Está a escrever em Angola? Ou está completamente dedicado à agenda oficial?
Estou a escrever. Temos de aproveitar todos os momentos para escrever. Estou a escrever um novo romance que me comprometi em entregar ao meu editor português até finais de maio. Não sei se será possível. Mas estou avançado.

É uma nova abordagem sobre a realidade atual de Angola?
É um romance muito particular, que decorre em sete dias na Ilha de Moçambique, onde estou a viver, mas durante um festival de literatura africana. As personagens são quase todas escritores africanos, vários deles são angolanos. É um romance sobre muitas coisas, sobretudo sobre literatura. Mas se tivesse de o definir diria que é um romance sobre o poder da imaginação.

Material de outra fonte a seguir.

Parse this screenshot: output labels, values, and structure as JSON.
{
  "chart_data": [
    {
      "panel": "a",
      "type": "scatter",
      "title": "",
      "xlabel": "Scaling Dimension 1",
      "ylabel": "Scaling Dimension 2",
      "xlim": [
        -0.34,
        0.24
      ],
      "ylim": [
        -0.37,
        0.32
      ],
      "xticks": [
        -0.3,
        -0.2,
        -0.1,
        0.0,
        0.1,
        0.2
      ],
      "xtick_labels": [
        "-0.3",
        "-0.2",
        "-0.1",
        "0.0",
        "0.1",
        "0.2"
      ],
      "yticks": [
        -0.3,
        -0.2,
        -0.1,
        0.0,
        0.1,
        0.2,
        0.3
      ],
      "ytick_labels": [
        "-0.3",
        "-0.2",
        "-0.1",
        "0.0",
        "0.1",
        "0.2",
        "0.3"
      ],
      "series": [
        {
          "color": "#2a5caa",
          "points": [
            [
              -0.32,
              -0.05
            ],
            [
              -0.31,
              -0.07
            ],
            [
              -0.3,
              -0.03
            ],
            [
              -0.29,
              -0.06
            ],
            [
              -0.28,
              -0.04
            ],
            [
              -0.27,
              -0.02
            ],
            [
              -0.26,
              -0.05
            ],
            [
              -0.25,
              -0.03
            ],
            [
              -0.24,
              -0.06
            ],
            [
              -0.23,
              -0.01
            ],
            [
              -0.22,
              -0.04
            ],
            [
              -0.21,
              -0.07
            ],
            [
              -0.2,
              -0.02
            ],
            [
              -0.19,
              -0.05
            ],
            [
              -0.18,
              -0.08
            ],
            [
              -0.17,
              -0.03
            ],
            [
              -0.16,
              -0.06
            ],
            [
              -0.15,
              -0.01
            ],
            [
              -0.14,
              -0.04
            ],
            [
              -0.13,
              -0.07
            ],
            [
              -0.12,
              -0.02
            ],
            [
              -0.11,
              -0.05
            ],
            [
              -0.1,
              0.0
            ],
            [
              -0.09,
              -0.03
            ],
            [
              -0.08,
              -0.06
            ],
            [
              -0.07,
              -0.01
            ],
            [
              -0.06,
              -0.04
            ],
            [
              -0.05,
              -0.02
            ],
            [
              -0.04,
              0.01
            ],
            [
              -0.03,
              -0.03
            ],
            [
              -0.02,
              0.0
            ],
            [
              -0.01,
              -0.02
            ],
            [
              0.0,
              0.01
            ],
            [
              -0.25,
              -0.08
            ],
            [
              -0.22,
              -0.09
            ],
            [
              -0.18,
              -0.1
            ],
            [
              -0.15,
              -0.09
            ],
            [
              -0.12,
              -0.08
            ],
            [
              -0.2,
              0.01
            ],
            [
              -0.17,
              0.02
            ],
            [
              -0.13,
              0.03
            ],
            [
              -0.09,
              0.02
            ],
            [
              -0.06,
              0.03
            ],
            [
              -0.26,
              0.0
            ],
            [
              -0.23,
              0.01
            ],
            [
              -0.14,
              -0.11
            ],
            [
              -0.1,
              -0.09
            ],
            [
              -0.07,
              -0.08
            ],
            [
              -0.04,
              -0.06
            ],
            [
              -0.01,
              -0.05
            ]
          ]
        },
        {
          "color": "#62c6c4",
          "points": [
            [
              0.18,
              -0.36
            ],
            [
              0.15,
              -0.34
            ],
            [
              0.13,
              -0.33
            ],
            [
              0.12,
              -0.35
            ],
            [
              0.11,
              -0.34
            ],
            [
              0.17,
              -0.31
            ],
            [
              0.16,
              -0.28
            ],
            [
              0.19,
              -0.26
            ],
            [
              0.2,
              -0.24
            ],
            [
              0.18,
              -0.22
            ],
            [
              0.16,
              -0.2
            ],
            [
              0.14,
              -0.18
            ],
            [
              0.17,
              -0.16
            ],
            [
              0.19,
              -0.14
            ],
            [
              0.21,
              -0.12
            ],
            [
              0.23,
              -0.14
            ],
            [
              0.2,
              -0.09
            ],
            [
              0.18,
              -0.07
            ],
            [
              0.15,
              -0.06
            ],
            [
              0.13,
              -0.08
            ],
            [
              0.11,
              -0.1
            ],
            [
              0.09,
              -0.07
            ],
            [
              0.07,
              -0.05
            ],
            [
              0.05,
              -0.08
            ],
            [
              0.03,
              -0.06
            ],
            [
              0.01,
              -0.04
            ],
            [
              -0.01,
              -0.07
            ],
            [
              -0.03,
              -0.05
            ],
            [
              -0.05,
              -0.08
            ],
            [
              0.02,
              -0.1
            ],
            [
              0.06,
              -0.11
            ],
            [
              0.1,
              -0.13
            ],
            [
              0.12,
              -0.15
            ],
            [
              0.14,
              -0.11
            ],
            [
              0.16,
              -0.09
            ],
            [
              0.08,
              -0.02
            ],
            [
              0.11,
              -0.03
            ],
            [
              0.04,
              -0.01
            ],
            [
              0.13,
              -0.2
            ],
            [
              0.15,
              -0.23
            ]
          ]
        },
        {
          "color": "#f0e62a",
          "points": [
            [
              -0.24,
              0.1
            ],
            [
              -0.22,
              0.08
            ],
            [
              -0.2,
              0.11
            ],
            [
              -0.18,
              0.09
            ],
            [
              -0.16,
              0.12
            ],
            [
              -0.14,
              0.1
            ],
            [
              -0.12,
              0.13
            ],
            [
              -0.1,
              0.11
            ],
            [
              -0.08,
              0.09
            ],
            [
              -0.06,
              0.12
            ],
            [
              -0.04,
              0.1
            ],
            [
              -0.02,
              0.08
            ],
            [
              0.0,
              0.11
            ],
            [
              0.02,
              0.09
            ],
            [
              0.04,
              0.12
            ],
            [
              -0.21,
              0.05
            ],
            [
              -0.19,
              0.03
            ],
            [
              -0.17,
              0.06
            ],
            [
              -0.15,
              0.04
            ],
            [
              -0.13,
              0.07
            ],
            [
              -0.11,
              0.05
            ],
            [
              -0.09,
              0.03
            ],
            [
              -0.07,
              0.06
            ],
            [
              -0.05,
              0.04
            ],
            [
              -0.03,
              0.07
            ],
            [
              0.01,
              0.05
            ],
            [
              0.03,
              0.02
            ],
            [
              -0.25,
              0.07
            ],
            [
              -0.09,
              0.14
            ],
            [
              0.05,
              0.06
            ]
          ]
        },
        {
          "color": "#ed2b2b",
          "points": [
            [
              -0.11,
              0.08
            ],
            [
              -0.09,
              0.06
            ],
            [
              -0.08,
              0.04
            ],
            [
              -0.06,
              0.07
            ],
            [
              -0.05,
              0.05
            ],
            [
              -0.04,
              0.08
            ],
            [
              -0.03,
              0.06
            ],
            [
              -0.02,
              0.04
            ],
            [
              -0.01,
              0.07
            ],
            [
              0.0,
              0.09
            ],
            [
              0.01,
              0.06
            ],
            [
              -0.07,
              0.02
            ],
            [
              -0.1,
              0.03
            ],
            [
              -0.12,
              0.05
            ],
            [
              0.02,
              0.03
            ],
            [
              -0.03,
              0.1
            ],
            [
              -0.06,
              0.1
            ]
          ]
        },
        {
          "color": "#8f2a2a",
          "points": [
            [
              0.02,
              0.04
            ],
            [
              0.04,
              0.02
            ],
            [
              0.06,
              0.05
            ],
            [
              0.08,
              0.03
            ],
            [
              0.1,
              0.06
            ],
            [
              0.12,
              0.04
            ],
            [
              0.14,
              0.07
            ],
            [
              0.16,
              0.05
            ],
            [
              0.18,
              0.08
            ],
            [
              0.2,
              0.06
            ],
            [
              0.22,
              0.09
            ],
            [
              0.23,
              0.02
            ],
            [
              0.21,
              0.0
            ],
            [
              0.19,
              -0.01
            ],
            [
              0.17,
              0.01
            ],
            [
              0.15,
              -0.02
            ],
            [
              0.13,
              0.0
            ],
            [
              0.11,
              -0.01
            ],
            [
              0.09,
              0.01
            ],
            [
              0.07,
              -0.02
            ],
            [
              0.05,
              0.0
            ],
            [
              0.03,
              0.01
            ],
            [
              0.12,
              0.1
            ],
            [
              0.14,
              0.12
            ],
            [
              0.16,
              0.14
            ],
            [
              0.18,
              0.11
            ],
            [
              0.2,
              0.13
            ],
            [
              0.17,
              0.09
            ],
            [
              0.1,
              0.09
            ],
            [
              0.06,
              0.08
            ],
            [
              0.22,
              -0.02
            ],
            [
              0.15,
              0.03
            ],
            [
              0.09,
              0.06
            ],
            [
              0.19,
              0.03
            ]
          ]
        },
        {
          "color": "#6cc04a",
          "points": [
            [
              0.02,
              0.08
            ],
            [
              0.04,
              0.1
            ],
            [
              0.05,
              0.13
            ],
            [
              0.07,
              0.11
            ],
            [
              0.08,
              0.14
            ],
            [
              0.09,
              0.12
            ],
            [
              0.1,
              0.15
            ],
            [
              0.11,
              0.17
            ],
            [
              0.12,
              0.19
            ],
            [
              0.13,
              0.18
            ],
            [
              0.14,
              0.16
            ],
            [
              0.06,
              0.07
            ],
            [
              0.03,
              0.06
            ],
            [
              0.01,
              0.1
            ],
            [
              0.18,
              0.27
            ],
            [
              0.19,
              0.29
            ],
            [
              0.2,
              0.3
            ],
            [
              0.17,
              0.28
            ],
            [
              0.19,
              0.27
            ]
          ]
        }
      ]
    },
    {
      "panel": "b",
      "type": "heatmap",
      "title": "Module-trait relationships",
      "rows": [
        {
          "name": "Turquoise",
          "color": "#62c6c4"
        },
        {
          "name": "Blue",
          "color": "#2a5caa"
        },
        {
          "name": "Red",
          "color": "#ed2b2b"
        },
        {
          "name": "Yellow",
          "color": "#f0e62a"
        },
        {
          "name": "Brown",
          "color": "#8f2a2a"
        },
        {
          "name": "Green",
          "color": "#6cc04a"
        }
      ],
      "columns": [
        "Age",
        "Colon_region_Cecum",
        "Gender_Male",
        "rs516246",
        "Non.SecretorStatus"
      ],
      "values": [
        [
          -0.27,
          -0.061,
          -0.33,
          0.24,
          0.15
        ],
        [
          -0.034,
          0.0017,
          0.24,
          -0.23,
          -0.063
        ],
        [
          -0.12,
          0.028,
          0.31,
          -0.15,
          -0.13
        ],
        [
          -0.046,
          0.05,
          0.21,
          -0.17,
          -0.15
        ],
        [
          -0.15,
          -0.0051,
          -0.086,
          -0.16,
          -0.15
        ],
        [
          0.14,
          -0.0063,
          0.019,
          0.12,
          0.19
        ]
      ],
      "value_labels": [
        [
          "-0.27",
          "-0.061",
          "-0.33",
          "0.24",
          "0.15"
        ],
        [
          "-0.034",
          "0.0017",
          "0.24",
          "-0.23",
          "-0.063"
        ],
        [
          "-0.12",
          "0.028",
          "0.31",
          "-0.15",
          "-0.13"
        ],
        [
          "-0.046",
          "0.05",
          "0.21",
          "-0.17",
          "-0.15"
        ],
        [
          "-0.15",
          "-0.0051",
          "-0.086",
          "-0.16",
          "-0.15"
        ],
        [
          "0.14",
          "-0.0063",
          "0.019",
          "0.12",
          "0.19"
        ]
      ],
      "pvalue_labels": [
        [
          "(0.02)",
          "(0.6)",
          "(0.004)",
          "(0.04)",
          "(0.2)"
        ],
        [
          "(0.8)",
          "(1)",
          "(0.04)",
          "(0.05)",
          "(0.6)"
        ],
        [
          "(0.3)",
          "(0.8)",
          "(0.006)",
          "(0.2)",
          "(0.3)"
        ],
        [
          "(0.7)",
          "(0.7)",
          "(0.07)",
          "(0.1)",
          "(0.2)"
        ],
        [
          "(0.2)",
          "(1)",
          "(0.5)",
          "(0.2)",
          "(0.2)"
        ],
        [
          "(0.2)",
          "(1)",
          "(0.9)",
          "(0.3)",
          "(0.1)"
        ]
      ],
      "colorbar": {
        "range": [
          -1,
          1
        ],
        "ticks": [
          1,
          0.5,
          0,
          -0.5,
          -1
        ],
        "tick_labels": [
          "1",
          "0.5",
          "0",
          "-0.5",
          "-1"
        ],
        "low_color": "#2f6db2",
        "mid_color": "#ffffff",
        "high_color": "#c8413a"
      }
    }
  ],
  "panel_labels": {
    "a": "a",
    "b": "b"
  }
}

No seu romance Estação das Chuvas pegou em personagens da história, da vida real, e pô-las a falar na primeira pessoa. Isso provocou muita polémica. E agora diz que vai romancear escritores reais...
São todas personagens, mas ficcionais. O Mia Couto aparece com o seu próprio nome e eu também apareço como personagem. É uma brincadeira divertida. Quanto às outras personagens, algumas são inspiradas em figuras reais, mas são ficcionais.

Mesmo sendo ficcionais, são facilmente referenciáveis na vida real?
Algumas talvez, outras não. O interessante na literatura é que você pega uma personagem baseada numa figura real mas se ela resulta adquire vida própria, vai-se transformando, vai-se tornando cada vez mais complexa e a partir de um certo momento já é difícil dizer que ela veio dessa ou daquela pessoa.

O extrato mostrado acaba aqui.